One day, I might figure out a way to write a "review" of something that doesn't have me expressing a quibble at such length that it overpowers and overwhelms my explanation that a book is otherwise good fun and you should read it. That said, Simon Reynolds either doesn't like the Cure - clearly one of the biggest and most influential of the postpunk acts that emerged during the period of 1978-1984 covered in his book Rip it Up and Start Again - or he figures they've been thoroughly covered at enough length by other writers and he didn't need to give 'em much mention here. I went into Rip it Up rather expecting them to be pretty key players, but they get about half a page in a pretty dismissive chapter about goth. He goes on for pages, and I mean pages, about The Pop Group, a band I had never in my life heard of, before mentioning that some of their members turned up in Rip Rig and Panic, a band that I've only ever known as those guys who were on that one episode of The Young Ones singing a song with incoherent lyrics. This isn't, clearly, a book to go into with expectations, because Reynolds is out to defy them.

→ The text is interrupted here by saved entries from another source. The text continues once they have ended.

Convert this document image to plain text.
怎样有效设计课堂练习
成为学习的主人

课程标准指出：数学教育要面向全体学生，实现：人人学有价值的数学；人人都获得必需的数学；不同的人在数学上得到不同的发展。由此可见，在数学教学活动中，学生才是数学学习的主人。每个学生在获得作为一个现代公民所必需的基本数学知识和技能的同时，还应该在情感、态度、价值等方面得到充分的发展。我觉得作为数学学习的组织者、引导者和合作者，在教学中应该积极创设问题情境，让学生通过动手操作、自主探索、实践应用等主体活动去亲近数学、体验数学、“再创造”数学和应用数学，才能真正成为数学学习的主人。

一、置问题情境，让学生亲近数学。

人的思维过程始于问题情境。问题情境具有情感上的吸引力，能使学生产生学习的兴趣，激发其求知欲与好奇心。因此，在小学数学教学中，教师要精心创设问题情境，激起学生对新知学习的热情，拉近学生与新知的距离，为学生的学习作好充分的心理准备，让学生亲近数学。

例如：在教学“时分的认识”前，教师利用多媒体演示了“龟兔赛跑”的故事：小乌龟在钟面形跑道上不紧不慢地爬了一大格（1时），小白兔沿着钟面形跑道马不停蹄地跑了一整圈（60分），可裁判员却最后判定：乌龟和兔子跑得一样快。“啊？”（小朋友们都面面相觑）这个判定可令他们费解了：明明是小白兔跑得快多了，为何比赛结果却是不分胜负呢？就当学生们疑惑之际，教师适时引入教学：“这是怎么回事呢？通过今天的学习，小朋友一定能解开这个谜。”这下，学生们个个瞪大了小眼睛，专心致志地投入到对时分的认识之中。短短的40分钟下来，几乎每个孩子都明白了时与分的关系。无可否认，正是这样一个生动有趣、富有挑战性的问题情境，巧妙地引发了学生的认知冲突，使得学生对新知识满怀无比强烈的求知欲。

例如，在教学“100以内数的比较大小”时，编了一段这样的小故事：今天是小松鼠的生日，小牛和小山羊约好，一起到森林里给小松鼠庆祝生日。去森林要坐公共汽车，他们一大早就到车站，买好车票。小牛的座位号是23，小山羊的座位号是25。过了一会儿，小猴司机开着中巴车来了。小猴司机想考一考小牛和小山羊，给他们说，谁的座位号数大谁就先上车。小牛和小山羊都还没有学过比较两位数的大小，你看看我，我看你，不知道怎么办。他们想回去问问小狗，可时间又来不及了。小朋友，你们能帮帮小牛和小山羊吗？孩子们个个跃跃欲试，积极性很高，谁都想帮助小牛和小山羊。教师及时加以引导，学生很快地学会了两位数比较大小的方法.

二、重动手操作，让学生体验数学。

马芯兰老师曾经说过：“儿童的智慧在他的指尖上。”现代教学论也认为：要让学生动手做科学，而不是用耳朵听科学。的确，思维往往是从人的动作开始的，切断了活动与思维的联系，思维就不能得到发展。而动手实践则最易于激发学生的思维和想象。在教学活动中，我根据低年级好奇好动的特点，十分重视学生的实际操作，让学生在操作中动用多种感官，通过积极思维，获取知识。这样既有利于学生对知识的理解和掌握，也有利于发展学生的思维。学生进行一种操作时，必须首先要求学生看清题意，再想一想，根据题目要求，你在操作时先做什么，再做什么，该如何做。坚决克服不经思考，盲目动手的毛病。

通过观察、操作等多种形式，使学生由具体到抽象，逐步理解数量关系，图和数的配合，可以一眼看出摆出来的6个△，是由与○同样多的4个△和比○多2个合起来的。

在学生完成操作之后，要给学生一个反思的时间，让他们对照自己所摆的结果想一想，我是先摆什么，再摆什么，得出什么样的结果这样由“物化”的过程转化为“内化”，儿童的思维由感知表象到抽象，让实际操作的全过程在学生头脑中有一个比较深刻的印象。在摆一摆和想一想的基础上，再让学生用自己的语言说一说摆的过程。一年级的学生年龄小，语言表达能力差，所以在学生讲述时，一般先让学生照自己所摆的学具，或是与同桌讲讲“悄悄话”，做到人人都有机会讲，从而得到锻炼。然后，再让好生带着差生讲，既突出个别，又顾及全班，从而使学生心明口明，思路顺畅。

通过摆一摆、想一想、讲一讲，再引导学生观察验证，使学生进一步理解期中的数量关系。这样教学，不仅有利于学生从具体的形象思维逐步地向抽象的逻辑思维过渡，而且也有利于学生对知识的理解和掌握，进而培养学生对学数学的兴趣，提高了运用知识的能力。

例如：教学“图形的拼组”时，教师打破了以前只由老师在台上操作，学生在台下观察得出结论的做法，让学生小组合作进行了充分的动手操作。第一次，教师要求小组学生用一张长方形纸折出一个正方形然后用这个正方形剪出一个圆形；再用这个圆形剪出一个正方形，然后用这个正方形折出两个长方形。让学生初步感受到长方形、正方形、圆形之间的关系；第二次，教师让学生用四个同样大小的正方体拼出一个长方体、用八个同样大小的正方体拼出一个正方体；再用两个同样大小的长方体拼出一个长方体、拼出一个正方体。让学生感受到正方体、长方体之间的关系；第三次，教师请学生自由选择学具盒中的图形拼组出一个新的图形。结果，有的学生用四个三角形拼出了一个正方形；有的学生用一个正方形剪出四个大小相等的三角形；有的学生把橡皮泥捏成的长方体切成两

Even while subverting expectations with every chapter, there is a lot of material here to absorb. England in the late seventies was an incredibly interesting place for new music. John Lydon's Public Image Limited bookends the first half of the narrative, with Malcolm McLaren's various weird and controversial projects weaving through. As kids throughout Great Britain became interested in reggae and dub, Tony Wilson started promoting Warsaw - slash - Joy Division, and synthesizers became inexpensive enough for every third twenty year-old in Sheffield to purchase one, record labels throughout the country - Virgin, Postcard, Factory - were releasing some really fun music.

Tasked with putting all of this into one flowing narrative, Reynolds somehow pulls it off. It seems like he's tied together dozens of disparate styles and movements from all around the country into a genuine and exciting theme of young musicians really trying something new, the desire for innovation in their individual schools being the theme that ties together acts that don't otherwise have anything in common. This feels like a really remarkable achievement when you consider that the American version, which I read, is something like 200 pages shorter than the original edition. Somebody pruned the absolute bejesus out of this book before issuing it here. I had no idea until I went searching for the link on Amazon and saw the outraged reviews.

(In one instance, it's to the book's benefit as far as I'm concerned. Lost to the American scissors is apparently a lengthy chapter on SST Records and industrial acts like Foetus and Test Department. Since I absolutely loathe that stuff, I find it no loss whatever. Errr, that is, I'm incredibly outraged on Reynolds' behalf. Yes. The American cover is depicted above, but clicking it takes you to an Amazon page where the UK edition is offered by sellers at a reasonable price.)

As the story winds its way throughout the day's new music - YouTube providing a fantastic soundtrack to groups unfamiliar or forgotten - it reaches a very surprising climax and conclusion with Frankie Goes to Hollywood, of all bands, wrapping up the story. Reynolds gets to Frankie by way of connections that would impress even James Burke, through McLaren, through The Lexicon of Love, through the Art of Noise and finally to that amazing, mountainous, world-changing, game-changing sound of "Relax." Recommended over my quibbles.